ROME, Mardi 11 mai 2010 (ZENIT.org) - Pour Benoît XVI, la grande persécution contre l'Eglise ne vient pas d'ennemis extérieurs, mais du péché, à l'intérieur, qui se manifeste de façon « terrifiante ». Mais, ajoute le pape, « la bonté de Dieu a toujours le dernier mot dans l'histoire »

Comme à son habitude lors des voyages internationaux, le pape a répondu aux questions des journalistes, sur l'Airbus 320 de l'Alitalia qui est parti de l'aéroport romain de Fiumicino 8 h 50 ce mardi matin pour arriver à l'aéroport de Lisbonne Portela vers 12 h heures de Rome.

Pour ce qui est du message de Fatima, du rapport - au-delà de ce qui concerne la vie du pape Jean-Paul II et de l'attentat de 1981 - avec les souffrances de l'Eglise, y compris du fait des scandales de la pédophilie, le pape répond que les attaques « ne viennent pas seulement de l'extérieur ».

« Les souffrances de l'Eglise, a souligné le pape, viennent de l'intérieur même de l'Eglise, du péché qui existe dans l'Eglise.
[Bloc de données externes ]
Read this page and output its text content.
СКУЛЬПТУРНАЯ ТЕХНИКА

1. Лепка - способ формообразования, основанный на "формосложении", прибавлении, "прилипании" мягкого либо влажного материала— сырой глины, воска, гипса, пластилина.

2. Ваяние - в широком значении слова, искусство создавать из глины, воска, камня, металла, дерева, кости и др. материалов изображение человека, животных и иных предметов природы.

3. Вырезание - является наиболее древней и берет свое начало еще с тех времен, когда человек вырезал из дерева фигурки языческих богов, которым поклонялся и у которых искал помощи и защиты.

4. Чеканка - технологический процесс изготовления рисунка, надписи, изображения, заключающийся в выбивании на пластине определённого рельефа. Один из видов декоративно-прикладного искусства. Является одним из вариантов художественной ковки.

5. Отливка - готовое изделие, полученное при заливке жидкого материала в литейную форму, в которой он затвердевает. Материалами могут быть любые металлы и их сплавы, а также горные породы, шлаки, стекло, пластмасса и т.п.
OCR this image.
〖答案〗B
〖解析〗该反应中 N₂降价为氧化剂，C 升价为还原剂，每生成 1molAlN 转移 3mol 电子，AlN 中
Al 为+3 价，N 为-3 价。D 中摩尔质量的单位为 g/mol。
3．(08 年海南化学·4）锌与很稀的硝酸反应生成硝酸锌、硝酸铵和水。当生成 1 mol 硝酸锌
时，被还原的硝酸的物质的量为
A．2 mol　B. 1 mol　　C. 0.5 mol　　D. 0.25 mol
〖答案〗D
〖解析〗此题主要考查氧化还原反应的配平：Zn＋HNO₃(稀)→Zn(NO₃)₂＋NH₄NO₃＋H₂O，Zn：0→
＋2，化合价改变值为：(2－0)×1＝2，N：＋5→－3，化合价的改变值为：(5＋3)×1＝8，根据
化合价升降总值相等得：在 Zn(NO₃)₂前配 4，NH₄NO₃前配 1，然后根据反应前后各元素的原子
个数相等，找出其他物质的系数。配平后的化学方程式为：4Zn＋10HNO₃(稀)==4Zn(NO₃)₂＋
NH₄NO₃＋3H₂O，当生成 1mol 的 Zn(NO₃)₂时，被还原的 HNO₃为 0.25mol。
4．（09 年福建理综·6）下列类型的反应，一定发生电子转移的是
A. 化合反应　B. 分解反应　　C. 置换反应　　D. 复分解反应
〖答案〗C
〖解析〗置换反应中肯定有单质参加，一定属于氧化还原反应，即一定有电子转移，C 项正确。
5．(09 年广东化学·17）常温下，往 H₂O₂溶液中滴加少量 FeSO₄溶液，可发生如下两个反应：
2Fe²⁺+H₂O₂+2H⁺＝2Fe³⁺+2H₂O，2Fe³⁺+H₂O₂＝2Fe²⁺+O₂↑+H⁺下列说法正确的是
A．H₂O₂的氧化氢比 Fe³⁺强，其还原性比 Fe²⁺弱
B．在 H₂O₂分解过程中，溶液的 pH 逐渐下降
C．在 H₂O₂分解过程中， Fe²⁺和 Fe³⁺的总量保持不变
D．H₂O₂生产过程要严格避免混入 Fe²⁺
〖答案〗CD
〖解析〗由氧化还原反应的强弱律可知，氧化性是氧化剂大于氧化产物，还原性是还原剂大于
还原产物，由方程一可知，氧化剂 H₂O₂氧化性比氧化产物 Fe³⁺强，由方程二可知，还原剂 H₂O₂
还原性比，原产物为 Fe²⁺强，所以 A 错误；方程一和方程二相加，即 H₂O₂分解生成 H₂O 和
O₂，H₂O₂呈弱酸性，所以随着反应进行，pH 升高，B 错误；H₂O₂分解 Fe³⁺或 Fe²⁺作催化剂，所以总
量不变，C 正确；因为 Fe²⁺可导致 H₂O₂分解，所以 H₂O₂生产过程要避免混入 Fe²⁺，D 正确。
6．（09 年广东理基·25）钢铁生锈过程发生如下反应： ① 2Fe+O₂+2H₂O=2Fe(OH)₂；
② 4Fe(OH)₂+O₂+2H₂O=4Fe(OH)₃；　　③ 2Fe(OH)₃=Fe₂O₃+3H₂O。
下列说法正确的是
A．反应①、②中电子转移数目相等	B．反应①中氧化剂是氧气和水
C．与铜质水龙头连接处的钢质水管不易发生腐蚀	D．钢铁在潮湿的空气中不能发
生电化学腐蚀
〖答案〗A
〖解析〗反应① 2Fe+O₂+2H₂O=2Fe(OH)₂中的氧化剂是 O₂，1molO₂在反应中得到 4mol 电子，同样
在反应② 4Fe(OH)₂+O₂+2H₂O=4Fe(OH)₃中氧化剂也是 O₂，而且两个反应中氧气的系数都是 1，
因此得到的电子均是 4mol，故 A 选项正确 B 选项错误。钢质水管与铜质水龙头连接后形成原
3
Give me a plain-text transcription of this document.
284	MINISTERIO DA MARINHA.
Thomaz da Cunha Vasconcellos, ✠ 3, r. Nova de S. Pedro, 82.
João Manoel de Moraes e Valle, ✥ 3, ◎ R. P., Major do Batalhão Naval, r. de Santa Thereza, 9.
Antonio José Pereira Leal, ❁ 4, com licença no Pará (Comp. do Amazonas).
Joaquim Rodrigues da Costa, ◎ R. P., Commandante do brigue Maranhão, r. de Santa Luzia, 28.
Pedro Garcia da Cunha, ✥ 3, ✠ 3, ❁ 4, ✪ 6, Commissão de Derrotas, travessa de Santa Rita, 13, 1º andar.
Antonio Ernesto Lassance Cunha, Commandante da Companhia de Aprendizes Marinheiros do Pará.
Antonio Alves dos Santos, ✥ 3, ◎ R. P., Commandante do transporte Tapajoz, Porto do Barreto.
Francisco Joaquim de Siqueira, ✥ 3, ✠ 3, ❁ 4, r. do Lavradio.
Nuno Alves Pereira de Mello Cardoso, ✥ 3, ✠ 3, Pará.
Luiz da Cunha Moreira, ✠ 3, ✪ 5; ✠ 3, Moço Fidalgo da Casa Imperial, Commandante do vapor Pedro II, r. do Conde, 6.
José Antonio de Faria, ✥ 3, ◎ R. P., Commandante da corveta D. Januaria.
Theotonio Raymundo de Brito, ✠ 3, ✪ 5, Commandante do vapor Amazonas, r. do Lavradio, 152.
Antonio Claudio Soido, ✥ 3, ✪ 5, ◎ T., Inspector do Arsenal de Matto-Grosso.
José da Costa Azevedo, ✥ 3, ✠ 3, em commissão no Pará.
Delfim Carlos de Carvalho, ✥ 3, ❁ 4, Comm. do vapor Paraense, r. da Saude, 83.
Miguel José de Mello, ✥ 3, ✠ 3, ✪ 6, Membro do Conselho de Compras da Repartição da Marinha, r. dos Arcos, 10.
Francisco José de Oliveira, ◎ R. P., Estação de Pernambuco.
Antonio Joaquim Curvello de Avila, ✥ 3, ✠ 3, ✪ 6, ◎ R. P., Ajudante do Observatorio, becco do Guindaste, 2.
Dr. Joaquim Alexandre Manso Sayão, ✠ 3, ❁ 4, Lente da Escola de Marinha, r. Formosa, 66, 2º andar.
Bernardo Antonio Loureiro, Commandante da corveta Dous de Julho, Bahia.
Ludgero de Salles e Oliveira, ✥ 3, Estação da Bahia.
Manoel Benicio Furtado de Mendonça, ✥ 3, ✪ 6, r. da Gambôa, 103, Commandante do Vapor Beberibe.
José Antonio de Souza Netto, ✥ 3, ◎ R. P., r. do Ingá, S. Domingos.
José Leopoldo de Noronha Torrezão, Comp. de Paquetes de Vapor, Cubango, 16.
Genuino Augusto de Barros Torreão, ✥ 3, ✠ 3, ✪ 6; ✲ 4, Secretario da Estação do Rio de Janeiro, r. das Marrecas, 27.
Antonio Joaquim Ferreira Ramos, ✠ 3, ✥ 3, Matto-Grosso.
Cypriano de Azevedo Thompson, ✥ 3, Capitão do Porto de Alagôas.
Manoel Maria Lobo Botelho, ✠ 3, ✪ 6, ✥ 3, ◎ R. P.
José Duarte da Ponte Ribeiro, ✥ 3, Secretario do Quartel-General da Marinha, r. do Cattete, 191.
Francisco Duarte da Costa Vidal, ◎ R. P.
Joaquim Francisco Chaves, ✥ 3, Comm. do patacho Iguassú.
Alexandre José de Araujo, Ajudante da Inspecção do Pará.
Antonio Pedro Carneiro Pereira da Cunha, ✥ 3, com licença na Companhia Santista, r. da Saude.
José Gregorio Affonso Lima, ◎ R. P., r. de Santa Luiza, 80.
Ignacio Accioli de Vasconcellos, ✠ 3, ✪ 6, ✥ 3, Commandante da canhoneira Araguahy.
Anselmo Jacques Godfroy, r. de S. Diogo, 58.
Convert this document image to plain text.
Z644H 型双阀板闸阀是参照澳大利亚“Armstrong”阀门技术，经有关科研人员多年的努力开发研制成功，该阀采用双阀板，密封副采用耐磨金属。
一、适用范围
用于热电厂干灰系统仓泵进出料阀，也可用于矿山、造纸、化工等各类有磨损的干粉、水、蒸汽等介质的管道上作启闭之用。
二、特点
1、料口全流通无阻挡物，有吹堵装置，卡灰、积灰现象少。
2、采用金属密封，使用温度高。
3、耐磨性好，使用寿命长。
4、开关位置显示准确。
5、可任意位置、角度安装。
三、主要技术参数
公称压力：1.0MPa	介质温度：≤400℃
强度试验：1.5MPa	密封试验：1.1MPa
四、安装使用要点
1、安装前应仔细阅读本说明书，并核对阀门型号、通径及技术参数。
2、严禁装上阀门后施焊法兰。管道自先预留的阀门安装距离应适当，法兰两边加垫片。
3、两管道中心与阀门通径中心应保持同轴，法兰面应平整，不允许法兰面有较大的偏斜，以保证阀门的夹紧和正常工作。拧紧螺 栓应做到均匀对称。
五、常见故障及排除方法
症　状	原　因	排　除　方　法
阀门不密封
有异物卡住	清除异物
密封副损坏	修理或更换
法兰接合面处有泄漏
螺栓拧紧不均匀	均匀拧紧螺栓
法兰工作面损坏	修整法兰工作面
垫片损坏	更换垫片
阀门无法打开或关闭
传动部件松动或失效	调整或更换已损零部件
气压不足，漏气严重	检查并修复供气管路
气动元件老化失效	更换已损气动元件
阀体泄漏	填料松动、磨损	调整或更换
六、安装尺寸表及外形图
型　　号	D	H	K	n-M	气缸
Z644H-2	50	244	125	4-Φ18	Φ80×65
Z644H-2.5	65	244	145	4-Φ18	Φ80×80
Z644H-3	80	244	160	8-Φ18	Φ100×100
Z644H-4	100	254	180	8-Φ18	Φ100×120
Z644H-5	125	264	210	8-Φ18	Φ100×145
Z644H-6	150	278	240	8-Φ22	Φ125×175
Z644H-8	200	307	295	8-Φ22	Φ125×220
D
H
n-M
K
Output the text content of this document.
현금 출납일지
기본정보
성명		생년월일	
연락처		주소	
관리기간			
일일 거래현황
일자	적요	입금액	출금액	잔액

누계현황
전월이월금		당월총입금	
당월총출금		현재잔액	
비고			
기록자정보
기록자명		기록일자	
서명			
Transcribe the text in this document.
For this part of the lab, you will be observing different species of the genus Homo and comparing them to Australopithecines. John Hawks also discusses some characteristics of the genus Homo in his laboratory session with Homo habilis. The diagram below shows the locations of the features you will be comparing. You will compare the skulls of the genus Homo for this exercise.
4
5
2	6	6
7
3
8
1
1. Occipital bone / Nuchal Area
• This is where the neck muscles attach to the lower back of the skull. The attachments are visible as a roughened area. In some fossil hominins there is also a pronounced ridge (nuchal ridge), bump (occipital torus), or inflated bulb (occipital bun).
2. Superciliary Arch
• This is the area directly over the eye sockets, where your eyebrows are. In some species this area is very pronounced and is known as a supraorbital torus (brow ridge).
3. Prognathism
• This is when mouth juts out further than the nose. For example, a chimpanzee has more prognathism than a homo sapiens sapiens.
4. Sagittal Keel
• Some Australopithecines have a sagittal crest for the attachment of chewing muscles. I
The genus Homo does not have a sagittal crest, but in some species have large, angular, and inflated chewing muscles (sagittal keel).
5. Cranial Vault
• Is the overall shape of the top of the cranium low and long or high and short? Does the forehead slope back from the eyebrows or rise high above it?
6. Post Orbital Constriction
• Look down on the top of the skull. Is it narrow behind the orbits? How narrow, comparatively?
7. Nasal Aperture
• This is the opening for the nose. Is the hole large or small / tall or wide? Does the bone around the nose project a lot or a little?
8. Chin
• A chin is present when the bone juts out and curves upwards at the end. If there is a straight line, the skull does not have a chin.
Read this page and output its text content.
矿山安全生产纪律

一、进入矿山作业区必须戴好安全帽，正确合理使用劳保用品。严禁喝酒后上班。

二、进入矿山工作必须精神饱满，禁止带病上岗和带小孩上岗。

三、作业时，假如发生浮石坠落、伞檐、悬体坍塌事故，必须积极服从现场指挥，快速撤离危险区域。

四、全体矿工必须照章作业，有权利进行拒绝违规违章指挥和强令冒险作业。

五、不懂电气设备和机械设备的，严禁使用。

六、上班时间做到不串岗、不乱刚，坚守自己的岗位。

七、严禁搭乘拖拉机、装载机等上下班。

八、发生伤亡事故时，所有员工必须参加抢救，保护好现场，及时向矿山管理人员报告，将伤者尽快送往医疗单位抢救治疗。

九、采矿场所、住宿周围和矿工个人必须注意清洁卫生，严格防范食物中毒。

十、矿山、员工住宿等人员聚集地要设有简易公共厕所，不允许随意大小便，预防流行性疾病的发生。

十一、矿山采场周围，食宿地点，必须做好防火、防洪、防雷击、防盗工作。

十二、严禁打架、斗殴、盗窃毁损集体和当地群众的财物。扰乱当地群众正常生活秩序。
Cela aussi on l'a toujours su, mais nous le voyons aujourd'hui de façon réellement terrifiante : la plus grande persécution contre l'Eglise ne vient pas d'ennemis du dehors, mais elle naît du péché dans l'Eglise, et l'Eglise a donc un profond besoin de ré-apprendre la pénitence, d'accepter la purification, d'apprendre d'une part le pardon mais aussi la nécessité de la justice. Le pardon ne remplace pas la justice ».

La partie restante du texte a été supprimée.